Public schools have made consistent progress in expanding Internet access in classrooms. Now virtually all public schools in the United States have access to the Internet, most with broadband wireless connections. The ratio of student to computer was 12 to 1 in 1998, then 4.5 to 1 in 2003 to about 2 to 1 more recently (DOE, 2006). Thus computer access at school is nearly universal among 4th grade students (95%) and very high for the vast majority of 8th graders (83%). Home computer access in 2007 for 8th grade students indicates that 90% had a computer in the home, although as expected poorer children did not fare so well (Child Trends, 2008). When teachers are provided with the time and technological support to capitalize on the Internet, students benefit. And it is clear that access to and ability to navigate the Internet are critical skills for today’s young people. One of the primary functions of the Internet is for communication, and many proponents have convincingly described how the Internet expands the number of people with whom someone can be in easy communication. Options include e-mail, texting, instant messaging, blogs, online gaming, and social networking sites like Facebook and MySpace. The social benefits seem obvious. The Internet is a rich resource that allows a wide variety of activities ranging from information gathering to communications to game playing, to other forms of entertainment (Lenhart et al., 2007).

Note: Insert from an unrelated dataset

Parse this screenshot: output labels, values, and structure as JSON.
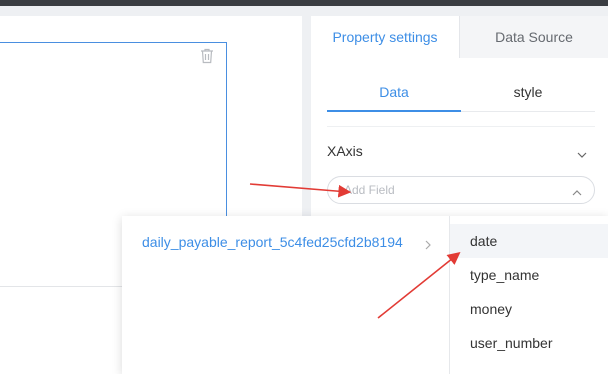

For some adolescents, the Internet relieves social anxiety and social isolation. However, Internet use raises some serious questions. Does use of the Internet decrease family communication? What happens to the size of the user’s social circle? Might the social media actually increase loneliness and depression? As children and youth experience increased access, it will be critically important to monitor the effects of Internet use on their social interaction with family and peers. Future research will need to investigate the combination of media–television, Internet, computers, cell phones, and so forth—influence the lives of adolescents, and how the media can be used in positive ways to improve health, education, and development of young people (Jordon, 2008).

CONCLUSION

Educators have control over some educational practices and policies and elements of school climate that may improve the learning potential of at-risk students. They can promote curricular and teaching practices that emphasize the entirety of students’ learning and development. Second, educators can increase collaborative efforts that encourage collegial support and collaborative decision making to improve school climate. Third, student empowerment can be promoted, and students can be helped to approach their work and their interactions with tolerance and democracy. Teachers and counselors can be excellent models of such practices. Finally, educators can assist in raising public awareness about the value of extended support for children and youth who are at risk. Collaboration with researchers to provide evidence of successful prevention and intervention programs (or evidence that programs are not working) is one way to help draw attention to what does and does not work. Researchers, in turn, must consult with teachers and other practitioners to draw educators’ firsthand classroom experience and wisdom into the development and implementation of prevention and intervention programs. Teacher expertise is a critical component of school-based programs that provide at-risk students with the skills and resources they need to be successful in school and in life.